Mum has been in her RH for a year now, at first was OK with it in that she thought it was a hotel, would like to "go down for dinner" or breakfast or whatever, and wander around chatting to people. Gradually she has become more and more withdrawn, and now rarely leaves her room, if ever.

Partly her fear is the security of her items.....I managed to get a really big shoulder bag she had that she would fill with Everything, on the pretence it needed washing, and replaced it with a small one that will take a pack of tissues, brush etc. She was so worried that we got her a key cut, I put it on a lanyard around her neck and both the staff and I tried to encourage her to use it, but of course, she forgets shehas it.

Partly is because in her more lucid moments she says she hates it. It is noisy, she doesn't like the people, the activity co-ordinator or anybody, she hates it.

I have thought of looking for somewhere else I don't know if this would help. She doesn't eat much, but will fill herself with biscuits and chocolates, I take her fruit and natural juice which she likes, but most of it ends up in her bag.

I am at a loss, I hate seeing her like this. She said she'd like to go somewhere with younger people, bless her! I think she thinks she is at work........

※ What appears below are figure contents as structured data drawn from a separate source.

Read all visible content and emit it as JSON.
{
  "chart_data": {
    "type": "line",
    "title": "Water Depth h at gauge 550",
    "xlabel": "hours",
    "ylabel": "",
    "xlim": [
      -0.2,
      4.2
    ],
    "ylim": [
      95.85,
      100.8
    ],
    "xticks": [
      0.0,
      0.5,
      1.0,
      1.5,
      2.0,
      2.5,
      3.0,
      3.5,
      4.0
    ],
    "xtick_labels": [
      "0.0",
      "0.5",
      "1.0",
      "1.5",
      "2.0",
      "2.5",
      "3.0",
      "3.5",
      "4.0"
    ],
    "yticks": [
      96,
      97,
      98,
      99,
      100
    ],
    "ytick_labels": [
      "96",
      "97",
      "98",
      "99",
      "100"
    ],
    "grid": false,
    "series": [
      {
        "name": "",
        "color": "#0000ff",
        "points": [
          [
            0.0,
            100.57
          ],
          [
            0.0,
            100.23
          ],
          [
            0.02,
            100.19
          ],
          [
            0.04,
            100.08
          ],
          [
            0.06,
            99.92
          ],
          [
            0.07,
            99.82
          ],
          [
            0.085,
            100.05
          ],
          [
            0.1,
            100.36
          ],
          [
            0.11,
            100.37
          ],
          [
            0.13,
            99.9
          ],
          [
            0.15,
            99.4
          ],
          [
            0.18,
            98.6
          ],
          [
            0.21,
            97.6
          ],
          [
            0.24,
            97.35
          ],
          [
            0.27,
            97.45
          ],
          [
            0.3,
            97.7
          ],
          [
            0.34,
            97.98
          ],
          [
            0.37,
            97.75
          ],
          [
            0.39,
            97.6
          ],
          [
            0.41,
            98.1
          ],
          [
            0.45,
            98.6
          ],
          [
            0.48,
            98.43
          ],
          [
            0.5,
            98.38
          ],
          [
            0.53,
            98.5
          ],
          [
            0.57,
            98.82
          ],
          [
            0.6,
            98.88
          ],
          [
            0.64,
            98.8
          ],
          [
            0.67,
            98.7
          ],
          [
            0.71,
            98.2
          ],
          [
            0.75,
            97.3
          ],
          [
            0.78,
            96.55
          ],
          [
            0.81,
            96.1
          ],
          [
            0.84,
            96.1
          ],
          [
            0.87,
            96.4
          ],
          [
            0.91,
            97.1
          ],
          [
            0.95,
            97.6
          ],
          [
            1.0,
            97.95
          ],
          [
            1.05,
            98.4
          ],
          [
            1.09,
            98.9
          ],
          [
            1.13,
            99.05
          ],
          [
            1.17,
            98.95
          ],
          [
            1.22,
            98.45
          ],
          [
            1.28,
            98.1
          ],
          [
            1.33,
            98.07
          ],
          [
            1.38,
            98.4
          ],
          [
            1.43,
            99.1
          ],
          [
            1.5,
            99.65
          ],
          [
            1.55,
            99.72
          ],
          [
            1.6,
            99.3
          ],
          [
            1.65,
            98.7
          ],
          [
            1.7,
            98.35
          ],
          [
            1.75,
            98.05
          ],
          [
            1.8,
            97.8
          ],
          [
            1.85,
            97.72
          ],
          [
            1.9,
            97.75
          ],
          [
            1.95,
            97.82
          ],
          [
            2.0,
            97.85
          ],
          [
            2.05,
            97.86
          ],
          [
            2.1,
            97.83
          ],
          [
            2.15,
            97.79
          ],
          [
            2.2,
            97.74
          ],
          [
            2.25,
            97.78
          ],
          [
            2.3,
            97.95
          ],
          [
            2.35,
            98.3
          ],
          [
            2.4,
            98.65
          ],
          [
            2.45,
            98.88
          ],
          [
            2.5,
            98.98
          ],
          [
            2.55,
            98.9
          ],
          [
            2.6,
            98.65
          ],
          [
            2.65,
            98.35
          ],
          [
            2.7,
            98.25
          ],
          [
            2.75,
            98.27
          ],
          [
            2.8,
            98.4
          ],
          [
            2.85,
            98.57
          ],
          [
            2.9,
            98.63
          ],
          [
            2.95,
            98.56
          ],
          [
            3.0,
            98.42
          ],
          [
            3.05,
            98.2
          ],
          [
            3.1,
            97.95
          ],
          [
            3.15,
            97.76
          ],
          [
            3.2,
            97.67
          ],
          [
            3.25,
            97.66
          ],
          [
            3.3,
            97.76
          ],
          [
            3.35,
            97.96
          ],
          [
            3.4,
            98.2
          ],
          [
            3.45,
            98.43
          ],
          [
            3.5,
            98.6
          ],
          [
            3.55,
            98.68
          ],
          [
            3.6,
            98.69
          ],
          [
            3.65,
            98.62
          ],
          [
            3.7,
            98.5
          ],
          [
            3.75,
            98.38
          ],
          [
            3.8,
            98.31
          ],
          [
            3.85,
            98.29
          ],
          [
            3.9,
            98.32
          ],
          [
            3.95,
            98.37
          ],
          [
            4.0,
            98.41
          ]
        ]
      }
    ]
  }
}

Just so say you are not alone, and I suppose there is no textbook behaviour that we may all comprehend

x
 

daisydi

Registered User
Feb 25, 2015
255
0
Norfolk
Thanks for all your suggestions and replies. The CH is good, she is settled and I do not wish to move her. I dont think she would be different anywhere else and really when I think about it she didnt want to do much when she was at home in the last few months. I just wish I could make her happy but I guess this disease doesnt allow for that. I will try to get the home to play music in one of the other lounges away from the tv. That may just give her a bit of enjoyment. They do have music in the dining room but I must say that whenever I go, and I go a lot, there is never any music playing. There is always a tv on. I did buy the Vera Lynn collection recently on a double cd but I haven't heard it being played. Maybe I need to take a more active role in her care having stepped away when she went into the home. It's worth a try!
 

katie1

Registered User
Aug 5, 2014
122
0
Kendal Cumbria
Do they have visiting musicians from the locality? someone who can play a guitar and sing well known songs that everyone can join in with?
Maybe one of those DVD's with songs where the words go along at the bottom of the screen so staff and visitors can join in and sing? Do they ever have creative types who sing do actions and bring in musical instruments for residents to play?

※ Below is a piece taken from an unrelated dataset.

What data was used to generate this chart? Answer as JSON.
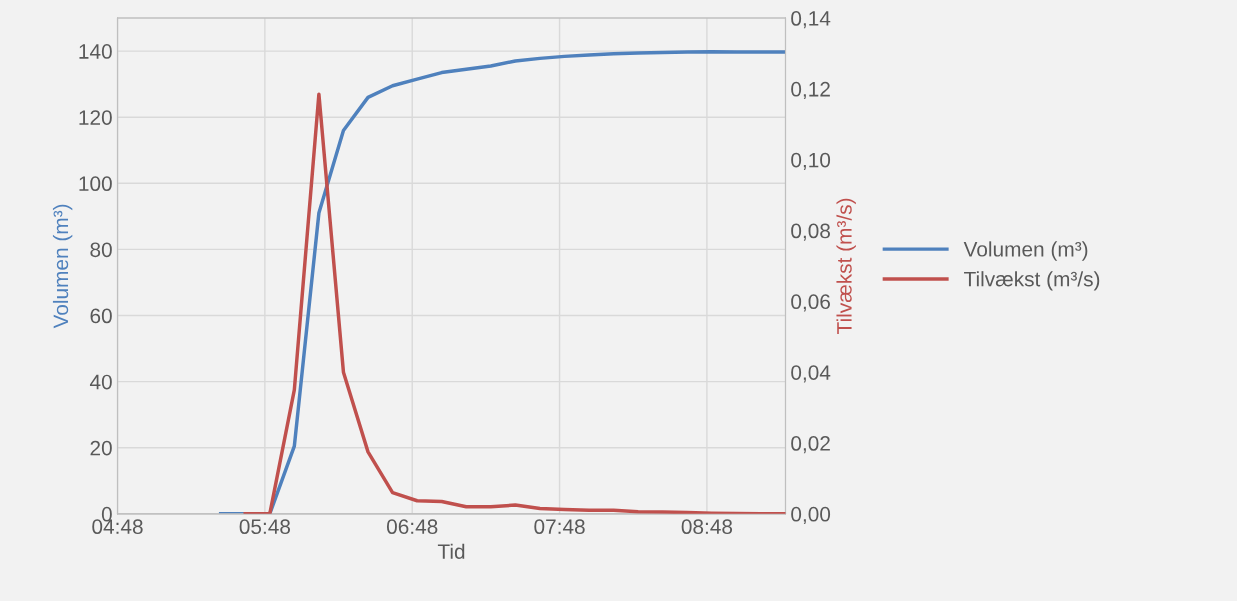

Do residents ever join in 'tasks' or 'chores' after all many people (especially many women) will have spent years looking after a home and might feel 'useful' helping to set a table, use a duster wipe surfaces, tidy up cushions, sweep the dining room floor etc

Maybe people just need more real things to do?
 

LYN T

Registered User
Aug 30, 2012
6,958
0
Brixham Devon
My Husband was a 'wanderer'-at home and in his CH. Music helped for a while (he used to dance) but eventually that enjoyment stopped-then the wandering stopped all together. He just sat, or shouted or went to sleep.
Another lady resident was persuaded to help the carers by setting the table for lunch or folding the washing. As each task ended she was off again! I'm afraid there are no real answers-just keep trying. Sometimes it is as it is. Wandering at least keeps a person active-but it is upsetting to see.